Mayhew may or may not be the best sprinter in Haverhill High history.  But you’d be hard pressed to find a faster cheerleader.  That’s right, the young man who can run the length of a football field in about 10 seconds is adroit at doing a round-off handspring, double back flip – his favorite move.

A member of the Hillies cheerleading squad as a sophomore, Mayhew is a competitive cheerleader.

How did he become involved in cheerleading?

“I loved to do flips and tumble in my backyard,” said Mayhew, who competes for East Celebrity Elite in Tewksbury and with an all-star cheerleading program.  “One day someone saw me doing flips and told me that I was very good and that I should sign up for cheerleading.  So I did.”

“And I loved it right away,” Mayhew said.

He said that cheerleading is great conditioning, very competitive, and helps him stay in shape for track.  “We work hard,” Mayhew said.

As far as what others think of him cheerleading, Mayhew said that kids made fun of him on a daily basis, but that it doesn’t bother him.

“You have to do what you like to do.  That’s important,” Mayhew said.

Mayhew has come along way since winning the 100 meters and long jump in the annual city-wide middle school meet as an eighth-grader.  He came out for track during the spring of his freshman year where he made an immediate impact, according to Maguire.  As a sophomore he captured second place and eighth in the 200 meters in the MVC meet and E Mass Division 1 meet, respectively.

He appeared poised for stardom.  But Mayhew missed the indoor season of his junior year because he was academically ineligible.  Mayhew said he is a better student today than he was a year ago.

“He did enjoy some success up to this point, but there was always a feeling he could make it to a higher level.  He needed more focus and attention to what he was doing,” said Maguire.

Mission accomplished, as Mayhew has renewed his focus and energies on getting the most of his abilities.

This winter Mayhew broke Rusty White’s 23-year-old 55-meter dash record (6.50) in the finals of the New England Championship.  He continued his record assault this spring, breaking Tony Pendelton’s four-decade-old record (21’11-3/4″) in the long jump.
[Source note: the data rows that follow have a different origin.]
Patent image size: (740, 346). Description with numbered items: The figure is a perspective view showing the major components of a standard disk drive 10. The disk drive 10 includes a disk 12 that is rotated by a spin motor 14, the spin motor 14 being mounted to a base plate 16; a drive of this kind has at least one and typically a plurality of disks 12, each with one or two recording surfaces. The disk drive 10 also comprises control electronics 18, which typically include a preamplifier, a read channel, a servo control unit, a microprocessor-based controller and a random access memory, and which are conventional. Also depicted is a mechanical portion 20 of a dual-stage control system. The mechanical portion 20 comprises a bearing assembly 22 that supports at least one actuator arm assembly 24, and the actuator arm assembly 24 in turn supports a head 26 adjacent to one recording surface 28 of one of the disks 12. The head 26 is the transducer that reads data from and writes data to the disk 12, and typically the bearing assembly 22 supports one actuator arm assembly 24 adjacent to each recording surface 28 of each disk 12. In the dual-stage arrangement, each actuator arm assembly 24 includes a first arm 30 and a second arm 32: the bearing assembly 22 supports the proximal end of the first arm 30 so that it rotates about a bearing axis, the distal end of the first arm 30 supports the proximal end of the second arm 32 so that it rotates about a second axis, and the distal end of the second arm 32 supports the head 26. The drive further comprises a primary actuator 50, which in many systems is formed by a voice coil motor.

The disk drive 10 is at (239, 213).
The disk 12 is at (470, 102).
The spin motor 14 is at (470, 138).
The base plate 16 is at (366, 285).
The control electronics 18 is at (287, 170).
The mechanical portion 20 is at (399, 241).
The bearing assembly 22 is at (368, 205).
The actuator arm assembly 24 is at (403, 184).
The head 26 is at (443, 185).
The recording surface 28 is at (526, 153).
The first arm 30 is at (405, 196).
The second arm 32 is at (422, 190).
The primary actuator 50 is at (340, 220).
And he secured Joe Hicks’ 100-meter record (11.04) set in 2010.

On June 1, running in the finals of the 200 meters at the All-State Championship in Westfield, Mass., Mayhew clocked 21.71 to earn second place and break Alsup’s mark of 21.8 – a record he had been eyeing since his freshman year.

“He is a great athlete with tremendous explosiveness.  But his biggest strength is his top speed. Once he gets going, he is very exciting to watch,” Maguire said.

As for the future, Mayhew will probably attend Northern Essex Community College next fall where he will continue to work on his grades.

“Alex is a very respectful and humble kid.  As a coach you want to see your student athletes develop their potential and reach their highest goals, but you also want to see them mature and grow as individuals,” Maguire said.  “This year I’ve seen Alex grow and take responsibility.  It’s been the key to his success.”

Will he continue running track and competing in cheerleading in the future?

“You have to do what you like to do,” Mayhew said.  “And I love doing both.”